Again, France and the Netherlands barely appear in this graph, and Mozambique’s forest management practices have an enormous impact.
px.bar(
(sdf_gy
.group_by(c_iso3_country, c_subsector)
.agg(c_emissions_quantity.sum())
.sort([c_emissions_quantity], descending=True)
.filter(c_iso3_country.is_in(["CHN", "USA", "IND", "RUS","MOZ","FRA", "NLD"]))
.collect()
)
,x=ISO3_COUNTRY, y=EMISSIONS_QUANTITY,color=SUBSECTOR,log_y=False)
Looking by sector, it is easy to see why the forestry and land use sector is complex: it would dominate both in retention and in emission.
px.bar(
(sdf_gy
.group_by(c_sector, c_subsector)
.agg(c_emissions_quantity.sum())
.sort([c_emissions_quantity], descending=True)
.collect()
)
,x=SECTOR, y=EMISSIONS_QUANTITY,color=SUBSECTOR,log_y=False)
Conclusion#
In this section, we saw:
how to access the Climate TRACE dataset in a modern data processing tool (Polars)

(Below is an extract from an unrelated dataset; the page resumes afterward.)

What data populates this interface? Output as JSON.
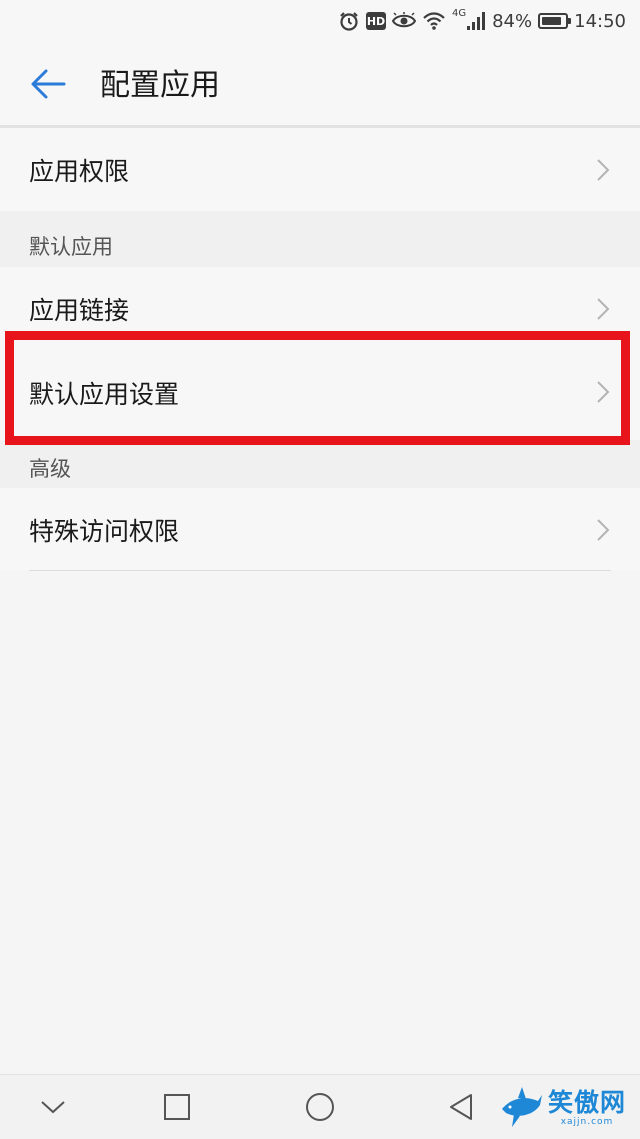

how to produce high-level statistics per country and per sector
From the data, it should be clear that tackling emissions is a global issue, in which a few countries dominate. Some countries with large economic outputs (France, The Netherlands) can have minimal emissions, in part because they have low-emission means of producing electricity and they have outsourced their industries. Some others with comparably small economic outputs or populations (ex: Mozambique) have a disproportionate impact because of the changes occurring in their ecosystems.
See also
Exercise Take your country look at the sources of emissions and explore how the different gases provide different perspectives.